Let $k$ be the base field and $A$ be a unital associative $k$-algebra. Let's review the Hochschild homology theory: we have the Hochschild chain comple $C_{\cdot}(A)$ where $$ C_n(A):=A^{\otimes n+1} $$ and the differntial $b: C_n(A)\rightarrow C_{n-1}(A)$ is defined to be $$ b(a_0\otimes\ldots\otimes a_n):=\sum_{i=0}^{n-1}(-1)^i a_0\otimes \ldots\otimes a_ia_{i+1}\otimes\ldots\otimes a_n. $$ The Hochschild homology $HH^{\cdot}(A)$ is defined to be the homology of the complex $(C_{\cdot}(A),b)$.

Moreover, $C_{\cdot}(A)$ is a simplicial module where $d_i: C_n(A)\rightarrow C_{n-1}(A)$ is defined to be $$ d_i(a_0\otimes\ldots\otimes a_n):=a_0\otimes \ldots\otimes a_ia_{i+1}\otimes\ldots\otimes a_n $$ and $b=\sum_{i=0}^{n-1}(-1)^id_i$ according to standard simplicial homology theory.

On the other hand, we have a simplicial model of $S^1$, denoted by $S^1_{\cdot}$ (see Loday's Free loop space and homology). Where $$ S^1_0=\{*\}\\ S^1_1=\{s_0(*),\tau\} $$ where $d_0\tau=*$ and $d_1\tau=*$. For $n>1$ $$ S^1_n=\{s_0^n(*),s_{n-1}\ldots\widehat{s_{i-1}}\ldots s_0\tau,i=1,\ldots,n\}. $$ We see that each $S^1_n$ consists of $n+1$ elements. Anyway, it is not difficult to check that its geometric realization $|S^1_{\cdot}|$ is homeomorphic to $S^1$.
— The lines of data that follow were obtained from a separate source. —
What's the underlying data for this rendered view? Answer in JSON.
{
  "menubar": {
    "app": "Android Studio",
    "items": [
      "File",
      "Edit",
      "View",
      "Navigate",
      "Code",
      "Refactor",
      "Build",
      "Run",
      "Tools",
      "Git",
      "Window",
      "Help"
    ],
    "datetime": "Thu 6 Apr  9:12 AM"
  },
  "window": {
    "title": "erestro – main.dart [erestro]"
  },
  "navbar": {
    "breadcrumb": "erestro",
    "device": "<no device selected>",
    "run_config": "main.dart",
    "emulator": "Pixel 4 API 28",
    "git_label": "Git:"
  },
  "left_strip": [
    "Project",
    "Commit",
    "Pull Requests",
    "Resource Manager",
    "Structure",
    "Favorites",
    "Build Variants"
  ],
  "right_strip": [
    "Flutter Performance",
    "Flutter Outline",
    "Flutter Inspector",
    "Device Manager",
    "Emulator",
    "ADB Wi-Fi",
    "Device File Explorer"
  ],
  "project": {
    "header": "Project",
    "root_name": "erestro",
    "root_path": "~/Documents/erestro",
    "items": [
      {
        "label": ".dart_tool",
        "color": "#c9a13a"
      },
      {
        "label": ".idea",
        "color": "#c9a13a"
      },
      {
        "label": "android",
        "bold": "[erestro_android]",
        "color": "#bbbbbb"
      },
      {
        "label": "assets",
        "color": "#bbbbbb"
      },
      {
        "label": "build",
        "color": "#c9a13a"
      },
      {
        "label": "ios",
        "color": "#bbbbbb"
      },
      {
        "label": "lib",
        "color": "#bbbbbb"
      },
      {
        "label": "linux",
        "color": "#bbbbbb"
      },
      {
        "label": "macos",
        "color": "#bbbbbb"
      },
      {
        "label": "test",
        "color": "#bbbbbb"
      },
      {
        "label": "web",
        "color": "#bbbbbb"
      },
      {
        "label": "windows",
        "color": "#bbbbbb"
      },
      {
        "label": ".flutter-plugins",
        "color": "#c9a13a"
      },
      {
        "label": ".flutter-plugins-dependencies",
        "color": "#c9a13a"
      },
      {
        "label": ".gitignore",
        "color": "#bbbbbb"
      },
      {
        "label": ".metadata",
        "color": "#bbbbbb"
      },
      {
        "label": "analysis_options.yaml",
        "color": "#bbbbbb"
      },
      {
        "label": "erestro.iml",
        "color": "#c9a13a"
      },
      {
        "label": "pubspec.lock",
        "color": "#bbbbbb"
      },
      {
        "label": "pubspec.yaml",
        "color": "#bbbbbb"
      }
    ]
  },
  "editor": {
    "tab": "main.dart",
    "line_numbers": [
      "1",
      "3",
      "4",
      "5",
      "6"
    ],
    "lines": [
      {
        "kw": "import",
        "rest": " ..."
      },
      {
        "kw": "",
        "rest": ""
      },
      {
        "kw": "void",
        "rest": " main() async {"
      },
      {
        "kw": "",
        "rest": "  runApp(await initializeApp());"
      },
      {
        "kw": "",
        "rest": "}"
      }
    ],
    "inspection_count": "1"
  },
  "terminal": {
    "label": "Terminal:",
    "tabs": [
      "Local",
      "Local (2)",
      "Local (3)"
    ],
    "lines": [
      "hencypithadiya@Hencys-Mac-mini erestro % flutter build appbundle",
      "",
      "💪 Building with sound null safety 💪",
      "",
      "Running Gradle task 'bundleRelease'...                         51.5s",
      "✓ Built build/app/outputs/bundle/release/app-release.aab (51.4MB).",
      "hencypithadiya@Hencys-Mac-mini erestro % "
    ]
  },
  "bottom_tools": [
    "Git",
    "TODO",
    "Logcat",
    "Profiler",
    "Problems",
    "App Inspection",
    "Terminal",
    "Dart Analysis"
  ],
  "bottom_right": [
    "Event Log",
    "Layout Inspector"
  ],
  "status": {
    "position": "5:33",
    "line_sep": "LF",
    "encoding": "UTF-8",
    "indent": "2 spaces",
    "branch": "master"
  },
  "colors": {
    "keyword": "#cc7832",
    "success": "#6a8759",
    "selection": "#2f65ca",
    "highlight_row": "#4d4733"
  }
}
$\textbf{If the algebra A is commutative}$, the Hochschild chain complex $C_{\cdot}(A)$ can be considered as the tensor product of $S^1_{\cdot}$ and $A$, and the $d_i$'s in $C_{\cdot}(A)$ are induced by the $d_i$'s in $S^1_{\cdot}$.

For example, both $d_0$ and $d_1$ have to map the two elements in $S^1_1$ to the same element $*$ in $S^1_0$ and both of them correspond to $$ a_0\otimes a_1\mapsto a_0a_1. $$ Here we don't need to distinguish $a_0a_1$ and $a_1a_0$ since $A$ is commutative.

$\textbf{My question}$ is: when $A$ is NOT commutative, could we also get the simplicial module $C_{\cdot}(A)$ from $S^1_{\cdot}$?